Students make Valentines for veterans, service members
Published 10:21 am Friday, February 12, 2010
It was not the average Valentines Day project that the students in Heather Kerns’ class worked on this year.
The fourth graders at Ironton Elementary wrote Valentines letters that will go to veterans and active military members.
Kerns’ classes have been making the cards for patients at the veterans’ hospital in Huntington for 10 years.
Each year they hear from the medical center that the patients were happy to receive the cards.
“It’s always that they were thrilled with it because a lot of times they’re forgotten,” Kerns said. “It makes them think they’re not forgotten.”
This is the first year the students have written to active servicemen.
The Valentines will go to a unit that includes Staff Sergeant Aaron Hasenauer, a 2004 graduate of Ironton High School.
Hasenauer is serving in Japan at the Misawa Air Base, 400 miles north of Tokyo. He works as a crew chief in the maintenance unit of F-16 fighter planes.
They will also be sent to a unit that includes Senior Airman Matthew Blankenship, a 2002 graduate of IHS.
Blankenship is serving at Camp Taji in Iraq as part of a security forces squadron.
The letter that McKenzie Long, a fourth grade student, wrote was about her thankfulness to those who have served the United States.
“I’m going to thank them for all they’ve done for us,” McKenzie said.
Zoe Bass hopes her cards will help the soldiers and veterans remember a better time.
“Maybe it would make them think of the old times when they weren’t in the war,” Zoe said. “And they can remember those good times.”
The project was more than just community service.
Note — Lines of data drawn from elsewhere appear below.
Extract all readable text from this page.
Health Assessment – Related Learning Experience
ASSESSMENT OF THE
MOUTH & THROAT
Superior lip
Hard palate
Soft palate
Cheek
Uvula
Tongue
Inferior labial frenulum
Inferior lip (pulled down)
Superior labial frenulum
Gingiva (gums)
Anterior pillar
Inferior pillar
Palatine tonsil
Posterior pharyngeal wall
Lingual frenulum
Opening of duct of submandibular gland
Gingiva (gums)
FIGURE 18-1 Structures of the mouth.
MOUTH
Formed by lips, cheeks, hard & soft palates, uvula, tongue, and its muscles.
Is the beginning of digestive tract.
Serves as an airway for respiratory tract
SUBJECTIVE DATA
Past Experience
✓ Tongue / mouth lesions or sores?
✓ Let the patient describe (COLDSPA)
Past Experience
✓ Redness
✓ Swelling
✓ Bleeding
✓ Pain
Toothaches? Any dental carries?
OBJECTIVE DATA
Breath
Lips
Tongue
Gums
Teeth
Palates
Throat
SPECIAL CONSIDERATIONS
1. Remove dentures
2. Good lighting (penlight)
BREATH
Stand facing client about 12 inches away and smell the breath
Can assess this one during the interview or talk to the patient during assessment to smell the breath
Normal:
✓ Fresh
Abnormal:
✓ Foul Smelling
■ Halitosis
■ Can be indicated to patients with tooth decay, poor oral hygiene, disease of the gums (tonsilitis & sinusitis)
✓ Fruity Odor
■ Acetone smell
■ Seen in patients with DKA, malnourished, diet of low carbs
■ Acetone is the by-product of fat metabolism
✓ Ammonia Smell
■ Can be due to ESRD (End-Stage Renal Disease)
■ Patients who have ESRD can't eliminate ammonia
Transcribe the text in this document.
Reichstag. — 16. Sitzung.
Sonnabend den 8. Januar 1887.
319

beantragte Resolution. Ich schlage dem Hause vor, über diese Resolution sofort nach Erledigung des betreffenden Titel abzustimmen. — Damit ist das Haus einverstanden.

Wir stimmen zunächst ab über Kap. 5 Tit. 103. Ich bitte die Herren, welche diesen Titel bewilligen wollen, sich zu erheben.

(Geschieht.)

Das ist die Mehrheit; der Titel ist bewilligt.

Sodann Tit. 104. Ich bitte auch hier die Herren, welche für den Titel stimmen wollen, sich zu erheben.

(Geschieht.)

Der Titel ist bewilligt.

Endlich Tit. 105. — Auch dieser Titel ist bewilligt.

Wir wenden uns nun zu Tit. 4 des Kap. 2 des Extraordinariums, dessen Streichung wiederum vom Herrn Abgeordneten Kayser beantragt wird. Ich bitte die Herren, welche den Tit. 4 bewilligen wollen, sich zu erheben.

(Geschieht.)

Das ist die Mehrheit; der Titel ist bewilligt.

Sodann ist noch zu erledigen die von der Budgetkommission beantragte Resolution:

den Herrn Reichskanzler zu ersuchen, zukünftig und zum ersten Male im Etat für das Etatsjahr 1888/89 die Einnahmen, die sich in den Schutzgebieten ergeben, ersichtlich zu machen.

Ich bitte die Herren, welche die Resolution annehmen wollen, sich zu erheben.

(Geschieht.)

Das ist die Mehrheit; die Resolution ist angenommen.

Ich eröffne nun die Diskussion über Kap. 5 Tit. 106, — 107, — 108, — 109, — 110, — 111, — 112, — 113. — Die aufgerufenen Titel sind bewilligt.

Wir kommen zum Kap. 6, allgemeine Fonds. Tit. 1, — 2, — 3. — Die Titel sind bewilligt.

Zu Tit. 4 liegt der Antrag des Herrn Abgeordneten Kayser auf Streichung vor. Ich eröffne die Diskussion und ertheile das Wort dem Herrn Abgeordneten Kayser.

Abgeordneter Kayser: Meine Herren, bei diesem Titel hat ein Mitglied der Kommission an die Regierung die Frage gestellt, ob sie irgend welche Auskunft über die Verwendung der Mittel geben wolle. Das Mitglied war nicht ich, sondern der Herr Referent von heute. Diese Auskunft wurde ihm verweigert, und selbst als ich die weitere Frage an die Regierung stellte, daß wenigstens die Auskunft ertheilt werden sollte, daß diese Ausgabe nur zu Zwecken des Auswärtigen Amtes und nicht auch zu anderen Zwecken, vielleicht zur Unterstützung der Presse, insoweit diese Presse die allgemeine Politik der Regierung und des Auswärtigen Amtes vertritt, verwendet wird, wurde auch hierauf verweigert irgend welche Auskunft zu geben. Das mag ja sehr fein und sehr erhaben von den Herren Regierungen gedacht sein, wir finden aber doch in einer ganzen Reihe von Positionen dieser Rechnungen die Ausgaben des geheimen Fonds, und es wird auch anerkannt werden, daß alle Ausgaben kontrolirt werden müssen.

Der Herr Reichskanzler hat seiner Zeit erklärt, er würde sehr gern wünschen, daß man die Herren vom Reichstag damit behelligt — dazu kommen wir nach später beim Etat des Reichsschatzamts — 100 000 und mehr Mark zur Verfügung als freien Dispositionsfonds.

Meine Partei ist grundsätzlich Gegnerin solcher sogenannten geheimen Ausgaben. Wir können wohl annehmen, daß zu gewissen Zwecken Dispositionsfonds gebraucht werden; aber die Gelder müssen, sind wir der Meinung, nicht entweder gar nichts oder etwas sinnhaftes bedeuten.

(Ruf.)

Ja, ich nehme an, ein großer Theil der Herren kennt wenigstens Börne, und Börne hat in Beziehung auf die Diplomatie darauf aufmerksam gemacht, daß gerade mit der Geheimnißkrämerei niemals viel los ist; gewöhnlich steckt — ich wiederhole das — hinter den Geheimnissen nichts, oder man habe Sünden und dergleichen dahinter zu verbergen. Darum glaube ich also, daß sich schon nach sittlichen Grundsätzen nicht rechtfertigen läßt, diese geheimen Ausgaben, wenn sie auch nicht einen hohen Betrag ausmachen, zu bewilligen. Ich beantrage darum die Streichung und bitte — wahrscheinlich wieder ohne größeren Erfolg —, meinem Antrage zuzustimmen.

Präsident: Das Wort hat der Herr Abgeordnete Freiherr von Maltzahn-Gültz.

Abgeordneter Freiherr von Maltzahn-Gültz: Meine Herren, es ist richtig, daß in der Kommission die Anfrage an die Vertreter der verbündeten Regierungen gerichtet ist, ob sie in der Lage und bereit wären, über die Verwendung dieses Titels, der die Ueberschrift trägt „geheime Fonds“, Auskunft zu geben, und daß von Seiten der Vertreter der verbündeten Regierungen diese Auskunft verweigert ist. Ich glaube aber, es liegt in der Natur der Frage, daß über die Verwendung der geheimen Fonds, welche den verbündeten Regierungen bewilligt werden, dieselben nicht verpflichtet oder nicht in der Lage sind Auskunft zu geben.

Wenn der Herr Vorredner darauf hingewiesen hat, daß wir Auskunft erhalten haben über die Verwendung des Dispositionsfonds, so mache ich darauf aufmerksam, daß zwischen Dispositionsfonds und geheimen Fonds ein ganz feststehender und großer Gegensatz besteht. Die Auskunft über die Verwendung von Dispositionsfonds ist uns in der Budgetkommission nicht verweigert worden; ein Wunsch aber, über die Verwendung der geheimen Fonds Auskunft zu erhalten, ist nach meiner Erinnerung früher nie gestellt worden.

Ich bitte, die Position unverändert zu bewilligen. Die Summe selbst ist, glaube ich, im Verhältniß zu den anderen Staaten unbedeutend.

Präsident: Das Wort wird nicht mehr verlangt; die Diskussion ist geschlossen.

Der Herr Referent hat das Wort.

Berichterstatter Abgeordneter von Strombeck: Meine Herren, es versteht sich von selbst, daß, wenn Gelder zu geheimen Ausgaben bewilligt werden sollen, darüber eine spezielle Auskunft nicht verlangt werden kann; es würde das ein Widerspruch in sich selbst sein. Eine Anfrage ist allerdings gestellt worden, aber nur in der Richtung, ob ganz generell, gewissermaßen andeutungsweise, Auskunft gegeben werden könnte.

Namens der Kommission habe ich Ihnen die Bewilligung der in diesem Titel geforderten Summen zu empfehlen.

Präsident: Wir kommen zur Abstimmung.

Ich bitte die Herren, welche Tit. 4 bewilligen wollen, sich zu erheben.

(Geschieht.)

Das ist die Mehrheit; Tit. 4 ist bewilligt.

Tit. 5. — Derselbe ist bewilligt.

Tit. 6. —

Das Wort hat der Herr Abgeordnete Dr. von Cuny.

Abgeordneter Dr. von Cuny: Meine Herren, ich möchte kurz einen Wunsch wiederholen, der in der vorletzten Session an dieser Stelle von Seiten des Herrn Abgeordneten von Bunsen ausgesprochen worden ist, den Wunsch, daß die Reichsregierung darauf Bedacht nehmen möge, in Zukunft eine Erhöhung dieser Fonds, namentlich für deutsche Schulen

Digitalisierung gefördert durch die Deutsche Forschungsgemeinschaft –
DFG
It was an opportunity for the students to learn letter writing, citizenship and geography.
Cindy Wade, a fourth grade language arts teacher helped the students with the proper format of a friendly letter.
Kerns used the classroom SmartBoard to display maps of the region to which the letters were sent. Pictures sent from each of the two squadrons made the project personal for the students.
The project helped the students learn about the men and women that are keeping them safe, Kerns said.